GRCh38 · COSMIC v94

Summary

This section shows a summary for the selected study (COSU identifier) or publication (COSP identifier). Studies may have been performed by the Sanger Institute Cancer Genome Project, or imported from the ICGC/TCGA. You can see more information on the help pages.

Reference
Mutational Landscape of Ovarian Adult Granulosa Cell Tumors from Whole Exome and Targeted TERT Promoter Sequencing.
Paper ID
COSP45756
Authors
Alexiadis M, Rowley SM, Chu S, Leung DTH, Stewart CJR, Amarasinghe KC, Campbell IG and Fuller PJ
Affiliation
Centre for Endocrinology and Metabolism, Hudson Institute of Medical Research.
Journal
Molecular cancer research : MCR, 2018
ISSN: 1557-3125
PMID: 30166312 (view at PubMed or Europe PMC)
Abstract
Adult granulosa cell tumor (aGCT), the most common malignant ovarian sex cord-stromal tumor, is characterized by the forkhead transcription factor FOXL2 p.C134W somatic mutation.

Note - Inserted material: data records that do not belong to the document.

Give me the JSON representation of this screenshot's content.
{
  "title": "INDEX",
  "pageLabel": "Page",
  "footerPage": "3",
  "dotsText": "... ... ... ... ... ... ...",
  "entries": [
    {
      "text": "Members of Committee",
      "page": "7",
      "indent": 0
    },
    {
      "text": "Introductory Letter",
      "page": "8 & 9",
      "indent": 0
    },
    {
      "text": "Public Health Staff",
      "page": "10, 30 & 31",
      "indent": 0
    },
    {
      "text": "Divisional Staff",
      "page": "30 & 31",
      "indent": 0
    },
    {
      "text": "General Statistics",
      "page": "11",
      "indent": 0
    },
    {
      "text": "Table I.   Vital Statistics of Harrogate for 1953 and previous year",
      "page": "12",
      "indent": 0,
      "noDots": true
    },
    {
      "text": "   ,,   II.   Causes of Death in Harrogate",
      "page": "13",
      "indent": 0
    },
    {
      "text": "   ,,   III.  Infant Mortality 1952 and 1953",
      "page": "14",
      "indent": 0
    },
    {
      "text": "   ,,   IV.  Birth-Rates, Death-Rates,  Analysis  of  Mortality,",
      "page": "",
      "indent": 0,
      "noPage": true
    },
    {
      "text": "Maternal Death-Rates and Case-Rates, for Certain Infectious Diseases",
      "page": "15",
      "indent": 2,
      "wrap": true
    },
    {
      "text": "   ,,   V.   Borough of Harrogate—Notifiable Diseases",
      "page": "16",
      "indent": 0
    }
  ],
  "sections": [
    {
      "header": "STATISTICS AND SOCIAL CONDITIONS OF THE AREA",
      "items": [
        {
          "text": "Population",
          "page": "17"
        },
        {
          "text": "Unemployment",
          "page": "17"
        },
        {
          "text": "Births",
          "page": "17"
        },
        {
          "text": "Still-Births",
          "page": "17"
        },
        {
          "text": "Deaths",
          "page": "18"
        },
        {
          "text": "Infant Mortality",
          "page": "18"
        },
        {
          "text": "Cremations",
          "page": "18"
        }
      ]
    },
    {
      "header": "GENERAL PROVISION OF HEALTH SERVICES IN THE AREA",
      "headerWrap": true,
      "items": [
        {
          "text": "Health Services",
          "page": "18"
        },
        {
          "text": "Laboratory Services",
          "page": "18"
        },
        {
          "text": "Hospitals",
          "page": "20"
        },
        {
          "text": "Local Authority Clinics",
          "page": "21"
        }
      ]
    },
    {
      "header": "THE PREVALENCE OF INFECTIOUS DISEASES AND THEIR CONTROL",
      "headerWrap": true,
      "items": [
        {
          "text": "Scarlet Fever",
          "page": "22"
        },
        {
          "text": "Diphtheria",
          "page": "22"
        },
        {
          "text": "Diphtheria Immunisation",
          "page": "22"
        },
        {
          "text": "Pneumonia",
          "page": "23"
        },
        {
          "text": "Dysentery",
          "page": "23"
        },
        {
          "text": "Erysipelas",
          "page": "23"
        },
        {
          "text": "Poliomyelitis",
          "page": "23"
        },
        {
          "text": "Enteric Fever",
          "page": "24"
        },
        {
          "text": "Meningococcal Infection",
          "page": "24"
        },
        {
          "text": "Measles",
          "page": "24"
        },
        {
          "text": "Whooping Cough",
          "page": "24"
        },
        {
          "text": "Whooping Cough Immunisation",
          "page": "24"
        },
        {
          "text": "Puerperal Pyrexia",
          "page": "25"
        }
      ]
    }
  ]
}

Late recurrences are relatively common but the molecular mechanisms of relapse or aggressive behavior are not known. The mutational landscape of FOXL2 p.C134W mutation positive tumors (n=22) was determined using whole exome sequencing (WES). An average of 64 coding and essential splice-site variants was identified per tumor. As the TERT promoter region is poorly covered by the WES, targeted sequencing identified the TERT -124C>T promoter mutation as the only recurrent mutation (~40% of cases). Pathway analysis suggested an association with DNA replication/repair and the epidermal growth factor receptor (EGFR) family canonical pathways. Copy number analysis confirmed that gains of chromosomes 12 and 14 occur in ~30% of aGCT and loss of chromosome 22 occurs in ~40% of cases. In summary, exome-wide analysis of the mutational landscape of aGCT revealed that, except for the TERT promoter mutation, recurrence and/or aggressive behavior is not defined by activation or loss of specific genes.Implications: This study found that although aGCTs are defined by the presence of a common FOXL2 gene mutation, recurrence and/or aggressive behavior cannot be attributed to subsequent mutation of specific gene(s) or pathways; however, there is a high frequency of the TERT -124C>T promoter mutation which is associated with more aggressive disease.